I have a brand new nt30. worked great when the installer put it in. Now it wont turn on. I played with the circuit breakers. When I turned off the breaker that runs the inverter, the furnace turned on. It comes on with straight battery power but will not turn on when plugged in and direct power?
I have a Suburban P-40 furnace, it will turn on and heatup but then shut down, anywhere from after a couple minutes to 10 minutes. The furnace is mounted in an enclosed area in a park model trailer. The furnace will try to re-ignite but goes into shut down after a few tries. The blower does not stop and after the unit cools some I can turn the thermostat down all the way then right back up and the process will repeat.
If the furnace is removed from the cabinet and run on an open bench it will never shut down on it’s own. The module board and hi-temp switch have been changed but the problem continues. I see no obstruction in the air flow, it even happens with the front cover off. The local service shop has given up and I am getting there too.
The problem started late in the season last year and has never gone away not even to work one time correctly.
That’s a tough one- does the whole unit shut down- blower and all, or does the blower keep running?

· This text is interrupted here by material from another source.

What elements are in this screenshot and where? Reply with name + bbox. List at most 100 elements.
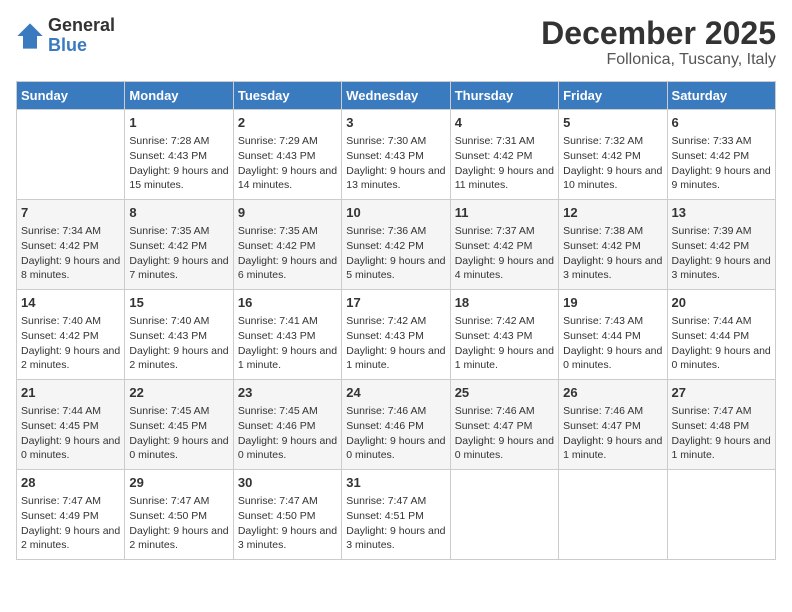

Troubleshooting would be easier if you had room to install the Dinosaur Extend-a-life kit, which would let you test power to the board with the unit installed. If everything does shut down, I might suspect the transformer over heating and shutting off.
Thanks for your reply Chris.
The blower keeps running and only stops after I turn the thermostat down and leave it down.
I can hear the gas valve energizing and see the electrode arcing numerous times before lockout, the burner will not re-ignite until I reset the board by turning down the thermostat and then back up, which in turn resets the board. At this point the furnace will ignite again for a few minutes, then the process starts over again. I have ordered a new oriface and sail switch out of desperation, the oriface threads did seem stripped.Now with the furnace out, I have also cleaned the electrode, flame sensor and ground probe, but will wait until the parts arrive to see if any of this makes a difference.
I am a retired machine tool and industrial maintenance electrician so I understand this circuitry, it is actually very simple compared to machines I have worked on over the years.That is why this frustrates me.
I like your suggestion about the control transformer and when I reinstall the furnace, if I still have a problem, I will monitor the 24 volts. I can hear the gas valve energize and see the electrode arc. I wonder about that one, unless the voltage drops just enough to not fully open the gas valve. At one point, I disconnected the gas supply line from the large home tank and attached a gas supply line from a 20 pound tank. It still shut down, with doing this, I think I ruled out the regulator. Never have a problem with the pilot lights or burners of the gas stove.
Thanks Chris. That lady on the smart phone found you for me. It was the limit switch on a suburban furnace in an ice castle. Fishing on the ice in South Dakota in total fog at 10 o’clock at night. made a good weekend better. Thank you. My wife thanks you even more.